A garden is the most intimate landscape ensemble I know of. In it we cultivate the plants we need. A garden requires care and protection. And so we encircle it, we defend it and fend for it. We give it shelter. The garden turns into a place.

There is something else that strikes me in this image of a garden fenced off within the larger landscape around it: something small has found sanctuary within something big.
(Zumthor 2011: 15)


Illustration of “Orchard” from Bible of Wenceslaus IV,Vienna, Austrian National Library

Depicts in the manner of an illuminated manuscript, the husbandry and community of the medieval workforce in the secure and sheltered space of a walled garden. This pastoral craft/gathering is evocative of Zumthor’s Hortus Concluses.

Working with ones hands, with the earth in sheltered spaces of a pastoral community.

Zumthor underscores this pastoral setting when he places a pavilion at the centre of the garden; he talks of future meeting there, of looking forward “to the natural energy and beauty of the tableau vivant of grasses, flowers and shrubs. I am looking forward to the colours and shapes, the smell of the soil, the movement of the leaves.” (Zumthor 2011: 15)

The Vintner’s Luck, Elizabeth Knox.
Tasting the soil in the wine, the soil and the wine are of the same substance, from the same locality; they are bonded together by the landscape.

Gardens Are Like Wells: Alexander Kluge
Inside every person (however serious or playful) lies an “enclosed garden”

Monasteries in medieval Europe were wells in which the clear waters of antiquity mingled with the dark waters of faith.

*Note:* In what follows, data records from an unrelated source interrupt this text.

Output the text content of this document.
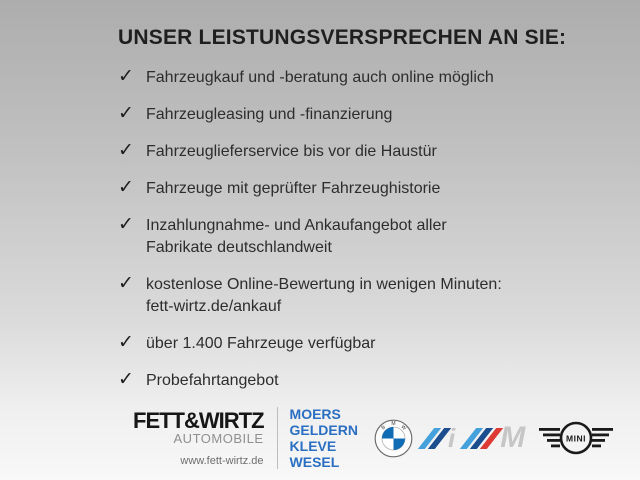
UNSER LEISTUNGSVERSPRECHEN AN SIE:
✓ Fahrzeugkauf und -beratung auch online möglich
✓ Fahrzeugleasing und -finanzierung
✓ Fahrzeuglieferservice bis vor die Haustür
✓ Fahrzeuge mit geprüfter Fahrzeughistorie
✓ Inzahlungnahme- und Ankaufangebot aller
Fabrikate deutschlandweit
✓ kostenlose Online-Bewertung in wenigen Minuten:
fett-wirtz.de/ankauf
✓ über 1.400 Fahrzeuge verfügbar
✓ Probefahrtangebot
FETT&WIRTZ
AUTOMOBILE
www.fett-wirtz.de
MOERS
GELDERN
KLEVE
WESEL
B
M
W i M	MINI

At the centre of these monasteries was a garden, the most important part of which was enclosed. It was here that the most beautiful plants and medicinal herbs were concentrated. (Kluge 2011: 19)

Interestingly Kluge notes that these gardens were not everyday places, they were “timeless” because they were not subject to the general daily rituals of monastic life. These gardens were dedicated to the Blessed Virgin, but exposed perhaps to other texts, Homer, Ovid or the Gnostics. This relationship of literature finding a place of contemplation in the enclosed garden speaks perhaps of an “innerness”, an ability to unite mind and eye in the confusing realities of our age.

Civilisation and societies need ground that is uncultivated, gaps that are not subject to the principle of unity, something that is sufficient unto itself, which we do not consume: a sacrifice. Cities need spaces of piety. (Kluge 2011: 21)

“We need places in which we can engage in acts of mourning” Richard Sennett
(Sociologist)



Gardens of Information: DCPT (Development Company for Television Programmes)


Using the emblem of the Hortus Conclusus/The Enclosed Garden to stand for the relationship between the barren wastes on the one hand, and the happy isle on the other.

“To rescue facts from human indifference”

“To make gardens out of raw material and the bare bones of information.”

“A precursor of individualism, but has unmistakable traits in a way individualism never can.” (Kluge 2011: 21)


Spatial Practices for the Next Millennium.

Forming relationships not through superstructures, concepts or societies, but through inclusive structures/practices and localities. The Hortus Conclusus could stand for this type of concentration of identity (an inquiry, a person and a practice) within an intimate setting or situation.